Op 29 november 2017 valt er een brief van de burgemeester op de mat bij cliënt. De burgemeester heeft besloten om de woning voor drie maanden te sluiten. Cliënt krijgt tot 6 december 2017 te 10:00 uur de gelegenheid om zijn woning te ontruimen, daarna zal de gemeente de cilinders van de sloten vervangen, zodat cliënt geen toegang meer kan krijgen tot zijn woning. Omdat er volgens de burgemeester sprake is van ‘zodanige spoedeisendheid’, wordt cliënt geen gelegenheid gegeven om een zienswijze in te dienen. Een kort geding zitting is het enige redmiddel om het besluit van de burgemeester tegen te kunnen houden (juridisch gezegd: om het besluit te schorsen).

 

Op 11 december 2017 vindt de kort geding zitting plaats, waarin ik namens cliënt heb verzocht om het besluit van de burgemeester te schorsen. En met succes!

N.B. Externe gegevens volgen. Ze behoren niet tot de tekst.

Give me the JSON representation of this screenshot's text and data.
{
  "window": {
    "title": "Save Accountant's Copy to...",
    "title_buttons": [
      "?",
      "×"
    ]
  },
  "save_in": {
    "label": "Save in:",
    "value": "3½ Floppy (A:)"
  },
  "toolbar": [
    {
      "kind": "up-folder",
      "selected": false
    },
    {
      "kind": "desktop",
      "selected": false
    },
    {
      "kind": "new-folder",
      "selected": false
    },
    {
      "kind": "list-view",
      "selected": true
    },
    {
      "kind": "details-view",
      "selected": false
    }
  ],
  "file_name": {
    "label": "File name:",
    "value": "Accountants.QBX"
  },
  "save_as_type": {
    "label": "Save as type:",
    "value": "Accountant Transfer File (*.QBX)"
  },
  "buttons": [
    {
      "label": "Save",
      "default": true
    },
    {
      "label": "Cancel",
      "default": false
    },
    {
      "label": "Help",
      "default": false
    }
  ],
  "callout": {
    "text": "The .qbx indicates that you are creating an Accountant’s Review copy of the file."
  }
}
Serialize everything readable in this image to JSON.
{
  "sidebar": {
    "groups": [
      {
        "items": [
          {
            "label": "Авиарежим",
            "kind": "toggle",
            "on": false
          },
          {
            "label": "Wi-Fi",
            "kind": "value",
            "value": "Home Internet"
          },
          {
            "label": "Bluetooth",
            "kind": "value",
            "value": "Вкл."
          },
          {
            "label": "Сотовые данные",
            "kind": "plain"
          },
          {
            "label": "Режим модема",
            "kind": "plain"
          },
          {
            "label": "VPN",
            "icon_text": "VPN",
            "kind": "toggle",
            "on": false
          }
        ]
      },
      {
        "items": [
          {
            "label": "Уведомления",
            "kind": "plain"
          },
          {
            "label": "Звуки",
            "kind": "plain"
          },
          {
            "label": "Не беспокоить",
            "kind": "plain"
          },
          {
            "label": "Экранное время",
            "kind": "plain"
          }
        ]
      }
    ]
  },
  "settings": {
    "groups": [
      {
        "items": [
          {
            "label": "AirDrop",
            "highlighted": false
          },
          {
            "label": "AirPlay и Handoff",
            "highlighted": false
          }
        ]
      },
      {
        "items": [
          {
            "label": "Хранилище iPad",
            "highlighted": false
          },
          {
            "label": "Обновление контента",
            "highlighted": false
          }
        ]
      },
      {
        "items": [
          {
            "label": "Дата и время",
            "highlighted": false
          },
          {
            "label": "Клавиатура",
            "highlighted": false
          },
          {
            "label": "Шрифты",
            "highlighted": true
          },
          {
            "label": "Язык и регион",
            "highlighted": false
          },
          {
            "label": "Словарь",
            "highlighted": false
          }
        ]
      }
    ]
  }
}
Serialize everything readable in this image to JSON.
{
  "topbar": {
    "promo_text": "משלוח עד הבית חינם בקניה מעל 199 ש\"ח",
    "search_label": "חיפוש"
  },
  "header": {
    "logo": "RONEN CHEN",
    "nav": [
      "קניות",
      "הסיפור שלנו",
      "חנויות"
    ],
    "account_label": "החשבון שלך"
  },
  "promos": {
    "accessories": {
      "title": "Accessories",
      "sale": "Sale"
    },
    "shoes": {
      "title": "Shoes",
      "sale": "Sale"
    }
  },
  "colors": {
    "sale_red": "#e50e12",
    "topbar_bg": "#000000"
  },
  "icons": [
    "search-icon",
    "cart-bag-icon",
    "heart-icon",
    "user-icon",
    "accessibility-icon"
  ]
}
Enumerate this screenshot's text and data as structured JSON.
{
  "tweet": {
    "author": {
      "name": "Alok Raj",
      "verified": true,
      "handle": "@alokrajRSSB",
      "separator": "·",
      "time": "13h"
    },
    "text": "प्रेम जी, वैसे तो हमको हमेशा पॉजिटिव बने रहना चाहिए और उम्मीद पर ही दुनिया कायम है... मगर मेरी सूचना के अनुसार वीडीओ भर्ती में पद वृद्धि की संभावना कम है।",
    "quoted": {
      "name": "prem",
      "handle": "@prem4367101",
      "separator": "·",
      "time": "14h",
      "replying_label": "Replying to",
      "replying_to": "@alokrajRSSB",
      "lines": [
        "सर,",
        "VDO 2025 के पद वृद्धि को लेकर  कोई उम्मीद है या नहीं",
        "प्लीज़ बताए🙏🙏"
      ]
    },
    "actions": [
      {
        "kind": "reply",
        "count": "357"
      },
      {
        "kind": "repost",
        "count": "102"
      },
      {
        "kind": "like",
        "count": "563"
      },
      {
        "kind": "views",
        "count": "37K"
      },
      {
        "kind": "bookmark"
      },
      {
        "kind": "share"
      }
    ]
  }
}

In de uitspraak overweegt de voorzieningenrechter:

 

Naar voorlopig oordeel van de voorzieningenrechter heeft de burgemeester in het bestreden besluit hieraan ten onrechte geen aandacht besteed. Met name is niet onderzocht of aan verzoeker en zijn echtgenote gezondheidsschade wordt toegebracht, indien zij de woning voor drie maanden moeten verlaten. Dat had wel gemoeten, vanwege hun medische situatie en hun leeftijd. Evenmin is onderzocht of voor hen een passende opvang kan worden geboden bij familie, terwijl dit zeker geen vanzelfsprekendheid is. Naar voorlopig oordeel van de voorzieningenrechter zullen de persoonlijke omstandigheden van verzoeker en zijn echtgenote maken dat sluiting van de woning onevenredig zal zijn in verhouding met het doel daarvan. De voorzieningenrechter ziet in de bijzondere omstandigheden dan ook aanleiding het bestreden besluit te schorsen”.

 

Cliënt mag dus (voorlopig) in de woning blijven wonen. De burgemeester zal – met de uitspraak van de voorzieningenrechter in het achterhoofd – in de lopende bezwaarprocedure aan de bak moeten mocht hij zich op het standpunt blijven stellen dat de woning voor drie maanden gesloten moet worden. Cliënt en ik zien die procedure in ieder geval met vertrouwen tegemoet.